The Hidden Token Tax of MCP

A coding agent is debugging a failed deploy. The engineer needs one answer: what changed, and what broke?

Instead, the model gets CI status, logs, deploy history, feature flags, ticket search, Git history, incident summaries, and database inspection. Before it can help, it has to read that tool surface, decide what matters, and step through the loop.

That hidden work is the token tax of MCP.

MCP solves a real problem. Trouble starts when we treat it like neutral plumbing.

Tool schemas are part of your prompt, whether you call them or not

Start with one simple fact. From the model’s point of view, tools do not sit outside the prompt.

The model only knows a tool exists because you describe it in context. The schema, description, arguments, and expected usage all become text the model has to read before it can do useful work.

If you expose ten tools, you give the model ten options and ten chunks of prompt to parse. If you expose fifty tools, the model has to work through a small catalog before it can start solving the user’s problem.

That cost shows up even when no tool gets called.

In the failed-deploy example, the answer may only require logs and Git history. The model still has to carry ticket search, database inspection, feature flags, and everything else you exposed up front.
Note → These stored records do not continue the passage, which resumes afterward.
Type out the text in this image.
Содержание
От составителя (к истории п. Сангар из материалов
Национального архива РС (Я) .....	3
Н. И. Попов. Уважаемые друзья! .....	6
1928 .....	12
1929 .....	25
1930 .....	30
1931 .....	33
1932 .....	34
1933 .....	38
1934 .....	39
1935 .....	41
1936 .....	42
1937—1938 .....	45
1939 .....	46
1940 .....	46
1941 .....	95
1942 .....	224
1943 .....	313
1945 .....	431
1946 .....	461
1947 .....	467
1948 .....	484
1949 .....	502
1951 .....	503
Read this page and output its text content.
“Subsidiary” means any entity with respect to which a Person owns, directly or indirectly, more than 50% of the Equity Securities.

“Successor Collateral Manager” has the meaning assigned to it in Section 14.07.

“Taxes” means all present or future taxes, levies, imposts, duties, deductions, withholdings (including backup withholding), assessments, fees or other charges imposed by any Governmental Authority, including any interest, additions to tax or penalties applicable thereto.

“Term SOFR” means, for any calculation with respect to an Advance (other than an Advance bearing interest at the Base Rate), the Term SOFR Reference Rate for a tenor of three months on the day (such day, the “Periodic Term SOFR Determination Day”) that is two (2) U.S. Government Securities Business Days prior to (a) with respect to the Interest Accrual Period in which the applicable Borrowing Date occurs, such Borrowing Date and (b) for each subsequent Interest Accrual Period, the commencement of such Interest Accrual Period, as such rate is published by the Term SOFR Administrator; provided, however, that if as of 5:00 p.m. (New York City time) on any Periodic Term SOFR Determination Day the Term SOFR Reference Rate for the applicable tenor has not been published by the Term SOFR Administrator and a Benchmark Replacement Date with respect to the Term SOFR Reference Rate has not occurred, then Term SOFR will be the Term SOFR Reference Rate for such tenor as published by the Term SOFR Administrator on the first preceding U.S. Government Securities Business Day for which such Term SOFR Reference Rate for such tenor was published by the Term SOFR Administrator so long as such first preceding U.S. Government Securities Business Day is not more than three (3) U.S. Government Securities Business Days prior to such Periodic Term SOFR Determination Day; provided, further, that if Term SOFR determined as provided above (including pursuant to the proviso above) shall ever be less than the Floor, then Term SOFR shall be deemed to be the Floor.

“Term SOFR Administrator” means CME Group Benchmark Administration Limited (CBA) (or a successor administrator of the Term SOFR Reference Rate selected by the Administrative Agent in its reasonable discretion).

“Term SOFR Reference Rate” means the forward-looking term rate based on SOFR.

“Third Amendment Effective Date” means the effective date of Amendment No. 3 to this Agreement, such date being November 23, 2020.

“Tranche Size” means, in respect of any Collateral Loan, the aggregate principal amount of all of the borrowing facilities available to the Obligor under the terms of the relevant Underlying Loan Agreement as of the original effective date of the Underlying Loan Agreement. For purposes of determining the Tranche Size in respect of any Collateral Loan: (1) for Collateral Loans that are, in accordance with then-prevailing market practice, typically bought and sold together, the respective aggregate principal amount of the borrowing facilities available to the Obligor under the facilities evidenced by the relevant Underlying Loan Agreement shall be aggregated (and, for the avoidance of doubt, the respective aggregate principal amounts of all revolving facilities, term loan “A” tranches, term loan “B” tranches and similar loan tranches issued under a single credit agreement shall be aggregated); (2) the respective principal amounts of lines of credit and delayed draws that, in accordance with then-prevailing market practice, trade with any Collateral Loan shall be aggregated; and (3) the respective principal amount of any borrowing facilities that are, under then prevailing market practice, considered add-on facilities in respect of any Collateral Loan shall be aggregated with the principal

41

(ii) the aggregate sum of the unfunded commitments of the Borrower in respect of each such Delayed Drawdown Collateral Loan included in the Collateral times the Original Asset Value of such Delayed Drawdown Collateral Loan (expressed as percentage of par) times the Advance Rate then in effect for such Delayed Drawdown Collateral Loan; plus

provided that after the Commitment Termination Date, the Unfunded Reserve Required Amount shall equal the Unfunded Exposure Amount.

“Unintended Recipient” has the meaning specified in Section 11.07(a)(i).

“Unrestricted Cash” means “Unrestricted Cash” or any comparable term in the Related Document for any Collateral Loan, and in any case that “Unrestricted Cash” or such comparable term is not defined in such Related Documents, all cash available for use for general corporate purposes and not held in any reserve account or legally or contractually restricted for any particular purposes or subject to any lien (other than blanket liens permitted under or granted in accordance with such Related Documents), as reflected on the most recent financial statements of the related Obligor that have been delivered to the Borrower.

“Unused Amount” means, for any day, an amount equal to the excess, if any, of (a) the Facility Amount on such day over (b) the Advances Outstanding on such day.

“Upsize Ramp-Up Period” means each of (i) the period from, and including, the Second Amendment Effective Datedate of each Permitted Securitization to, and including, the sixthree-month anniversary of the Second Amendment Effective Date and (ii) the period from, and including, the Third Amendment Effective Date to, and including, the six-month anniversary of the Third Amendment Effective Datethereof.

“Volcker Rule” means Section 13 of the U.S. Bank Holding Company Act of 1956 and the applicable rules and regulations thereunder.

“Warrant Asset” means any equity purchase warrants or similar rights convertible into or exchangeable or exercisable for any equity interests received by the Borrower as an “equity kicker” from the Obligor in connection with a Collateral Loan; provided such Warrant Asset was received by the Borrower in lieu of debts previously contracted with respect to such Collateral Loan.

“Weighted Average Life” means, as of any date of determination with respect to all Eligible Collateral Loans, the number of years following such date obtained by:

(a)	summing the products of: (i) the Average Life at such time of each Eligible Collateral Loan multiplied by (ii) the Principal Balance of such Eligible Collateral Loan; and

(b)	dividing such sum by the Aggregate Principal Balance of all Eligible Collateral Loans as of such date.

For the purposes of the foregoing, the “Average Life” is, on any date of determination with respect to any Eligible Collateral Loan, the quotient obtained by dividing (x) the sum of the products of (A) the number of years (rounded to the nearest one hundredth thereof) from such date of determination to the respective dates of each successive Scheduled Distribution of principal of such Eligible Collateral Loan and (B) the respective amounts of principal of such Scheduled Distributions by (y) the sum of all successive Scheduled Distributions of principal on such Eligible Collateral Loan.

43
That is the standing cost. Tool availability lives inside the prompt.

Large tool surfaces make agents slower and less reliable

Extra tools do more than increase token count. They also make the model’s job harder.

Every extra tool expands the search space. The model has more names to scan, more descriptions to compare, and more ways to make a bad pick. It has to decide what the user wants, whether it needs a tool, which tool fits best, and how to format the call.

That decision overhead is easy to miss when you look only at raw latency numbers. Users still feel it as hesitation, wrong turns, or extra back-and-forth.

Provider guidance points in the same direction. The usual recommendation is to keep the initial function set small, then use deferred loading or tool search when the catalog grows. That advice exists because large tool surfaces create real runtime costs.

MCP makes it easy to expose many tools. That is great for integration speed. It also removes some of the friction that would normally force you to ask whether a tool belongs in this workflow at all.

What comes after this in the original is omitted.